There are probably going to be “Conservative Christian” commentators this week saying asinine things about God’s judgment on the gay community, the moral bankruptcy of this nation, and refusing to refer to last night’s attack as a terrorist attack. There is going to be a temptation to identify the victims as “guilty sinners who deserved what they got” rather than “human beings who were ruthlessly murdered.” But we absolutely must fight that temptation.
It’s hard because biblical traditional Christianity is unavoidably against the LGBTQ+ cause, morally and ethically. We preach that one thing is a sin, and they preach that the same thing is not a sin. We are, in a sense, enemies of one another. But we must remember that being opponents does not give excuse for hatred. At the end of Romans 12, St. Paul repeats the consistent biblical wisdom of both the Old and New Testaments: “if your enemy is hungry, feed him; if he is thirsty, give him something to drink; for by so doing you will heap burning coals on his head.” Do not be overcome by evil, but overcome evil with good.”

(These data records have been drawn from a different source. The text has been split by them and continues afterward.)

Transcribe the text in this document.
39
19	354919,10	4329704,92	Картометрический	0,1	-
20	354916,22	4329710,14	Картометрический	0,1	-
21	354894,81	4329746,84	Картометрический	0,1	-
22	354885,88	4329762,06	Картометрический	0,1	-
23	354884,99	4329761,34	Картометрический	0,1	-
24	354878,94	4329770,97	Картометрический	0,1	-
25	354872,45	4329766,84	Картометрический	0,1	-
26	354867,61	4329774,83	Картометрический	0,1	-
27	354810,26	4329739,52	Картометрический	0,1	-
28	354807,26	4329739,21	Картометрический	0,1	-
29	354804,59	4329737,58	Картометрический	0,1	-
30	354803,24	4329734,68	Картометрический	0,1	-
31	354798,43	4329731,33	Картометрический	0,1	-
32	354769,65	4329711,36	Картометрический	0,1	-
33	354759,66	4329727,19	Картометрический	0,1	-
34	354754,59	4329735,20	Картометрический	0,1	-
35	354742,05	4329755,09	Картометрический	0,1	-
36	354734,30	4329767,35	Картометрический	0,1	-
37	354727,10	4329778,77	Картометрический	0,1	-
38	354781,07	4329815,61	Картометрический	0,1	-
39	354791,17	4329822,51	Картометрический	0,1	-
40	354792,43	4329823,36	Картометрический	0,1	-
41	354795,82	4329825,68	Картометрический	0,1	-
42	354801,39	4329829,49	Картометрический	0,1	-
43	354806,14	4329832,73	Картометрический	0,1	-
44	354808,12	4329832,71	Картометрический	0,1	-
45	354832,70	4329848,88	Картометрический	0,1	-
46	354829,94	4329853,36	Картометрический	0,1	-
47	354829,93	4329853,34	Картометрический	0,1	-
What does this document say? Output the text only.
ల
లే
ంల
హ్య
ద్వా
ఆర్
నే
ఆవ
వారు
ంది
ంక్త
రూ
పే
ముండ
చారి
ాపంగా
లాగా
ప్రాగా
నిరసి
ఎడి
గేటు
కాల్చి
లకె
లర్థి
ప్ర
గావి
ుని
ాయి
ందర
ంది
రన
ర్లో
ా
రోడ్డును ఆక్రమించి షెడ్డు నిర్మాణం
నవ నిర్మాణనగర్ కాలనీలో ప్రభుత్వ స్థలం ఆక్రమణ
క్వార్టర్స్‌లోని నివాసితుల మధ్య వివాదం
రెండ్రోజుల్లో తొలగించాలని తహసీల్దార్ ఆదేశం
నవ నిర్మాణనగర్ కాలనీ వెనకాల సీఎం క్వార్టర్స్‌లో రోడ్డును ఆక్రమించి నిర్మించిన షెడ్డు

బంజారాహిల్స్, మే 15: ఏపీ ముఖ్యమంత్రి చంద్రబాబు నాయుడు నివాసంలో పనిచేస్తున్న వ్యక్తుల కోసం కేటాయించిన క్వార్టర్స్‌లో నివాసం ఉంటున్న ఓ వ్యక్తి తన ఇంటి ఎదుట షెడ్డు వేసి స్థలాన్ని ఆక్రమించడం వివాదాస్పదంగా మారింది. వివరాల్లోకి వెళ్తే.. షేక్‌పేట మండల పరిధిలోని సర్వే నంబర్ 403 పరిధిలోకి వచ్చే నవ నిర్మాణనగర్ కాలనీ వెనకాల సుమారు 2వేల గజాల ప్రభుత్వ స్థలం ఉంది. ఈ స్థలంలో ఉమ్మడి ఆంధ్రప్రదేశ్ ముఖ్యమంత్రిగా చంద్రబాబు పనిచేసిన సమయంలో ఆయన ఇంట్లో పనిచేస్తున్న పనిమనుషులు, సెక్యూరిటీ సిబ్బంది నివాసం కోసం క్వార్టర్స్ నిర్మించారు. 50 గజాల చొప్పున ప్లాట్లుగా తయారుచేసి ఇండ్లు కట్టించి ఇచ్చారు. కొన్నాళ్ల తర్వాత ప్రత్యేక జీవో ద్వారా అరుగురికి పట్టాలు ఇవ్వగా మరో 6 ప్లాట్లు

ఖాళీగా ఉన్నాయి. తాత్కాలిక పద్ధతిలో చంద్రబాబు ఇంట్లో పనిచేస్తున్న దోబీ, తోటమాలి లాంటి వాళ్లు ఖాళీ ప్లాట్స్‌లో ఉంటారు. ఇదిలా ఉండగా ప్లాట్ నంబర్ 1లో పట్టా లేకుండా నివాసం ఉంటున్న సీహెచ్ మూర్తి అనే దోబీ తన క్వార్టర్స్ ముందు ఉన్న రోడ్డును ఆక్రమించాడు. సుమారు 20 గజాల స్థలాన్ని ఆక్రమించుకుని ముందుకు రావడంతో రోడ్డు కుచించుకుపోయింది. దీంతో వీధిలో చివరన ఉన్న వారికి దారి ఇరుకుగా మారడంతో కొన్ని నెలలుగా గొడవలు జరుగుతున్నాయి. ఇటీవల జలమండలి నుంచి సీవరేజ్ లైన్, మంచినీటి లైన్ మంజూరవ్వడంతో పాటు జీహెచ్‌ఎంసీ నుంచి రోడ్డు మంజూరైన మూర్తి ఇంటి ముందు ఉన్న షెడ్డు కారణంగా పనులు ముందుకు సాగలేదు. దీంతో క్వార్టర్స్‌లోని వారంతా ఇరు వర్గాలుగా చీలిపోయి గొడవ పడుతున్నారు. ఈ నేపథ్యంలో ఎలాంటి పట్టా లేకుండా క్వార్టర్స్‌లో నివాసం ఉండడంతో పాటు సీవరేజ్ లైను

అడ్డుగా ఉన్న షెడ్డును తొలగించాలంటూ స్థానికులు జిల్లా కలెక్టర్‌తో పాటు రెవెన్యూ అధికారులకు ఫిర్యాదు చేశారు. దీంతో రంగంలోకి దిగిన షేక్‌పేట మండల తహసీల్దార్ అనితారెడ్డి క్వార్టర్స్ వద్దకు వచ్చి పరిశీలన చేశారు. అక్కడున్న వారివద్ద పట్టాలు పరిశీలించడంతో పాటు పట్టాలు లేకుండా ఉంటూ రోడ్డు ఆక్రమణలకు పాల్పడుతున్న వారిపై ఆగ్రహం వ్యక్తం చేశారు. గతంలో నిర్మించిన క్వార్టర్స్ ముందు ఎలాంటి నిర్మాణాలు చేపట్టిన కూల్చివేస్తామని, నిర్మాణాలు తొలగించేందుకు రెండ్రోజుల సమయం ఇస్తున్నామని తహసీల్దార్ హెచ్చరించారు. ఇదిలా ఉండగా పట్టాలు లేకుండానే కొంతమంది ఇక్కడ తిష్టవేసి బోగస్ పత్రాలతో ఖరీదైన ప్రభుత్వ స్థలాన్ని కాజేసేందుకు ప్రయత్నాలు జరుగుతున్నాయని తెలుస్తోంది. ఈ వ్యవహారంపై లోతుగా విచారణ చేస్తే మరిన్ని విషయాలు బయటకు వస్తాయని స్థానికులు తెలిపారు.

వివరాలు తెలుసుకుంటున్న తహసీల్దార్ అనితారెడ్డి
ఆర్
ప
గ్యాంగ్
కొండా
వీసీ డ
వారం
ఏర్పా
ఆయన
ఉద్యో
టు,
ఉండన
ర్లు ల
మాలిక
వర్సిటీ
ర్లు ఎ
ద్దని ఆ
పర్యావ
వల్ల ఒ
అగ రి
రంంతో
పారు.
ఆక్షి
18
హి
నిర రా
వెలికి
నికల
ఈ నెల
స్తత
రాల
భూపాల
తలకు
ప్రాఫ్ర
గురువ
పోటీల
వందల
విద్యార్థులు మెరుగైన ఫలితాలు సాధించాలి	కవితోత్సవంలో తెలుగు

At times like this, when it is most decidedly the LGBTQ+ community that has been targeted by a terrorist attack, we must not resort to victim-blaming, vilifying, or otherwise tacitly take sides with murderers. We must not turn a blind eye either. We must respond with compassion, love, and grace. Christ loved all with whom he came in contact. We believe that he has loved us, and transformed us from hardened sinners into healing sinners. We must also, therefore, learn to love our neighbors as ourselves, bringing Christ’s transforming love to them.
I don’t know how this is going to play out in the media as the week goes by, and I haven’t a clue how this election season might be affected. But I do know that this is a major opportunity for Christians in America to show either the compassion of the Gospel or the cold shoulder of our own judgmentalism. I pray we choose the former.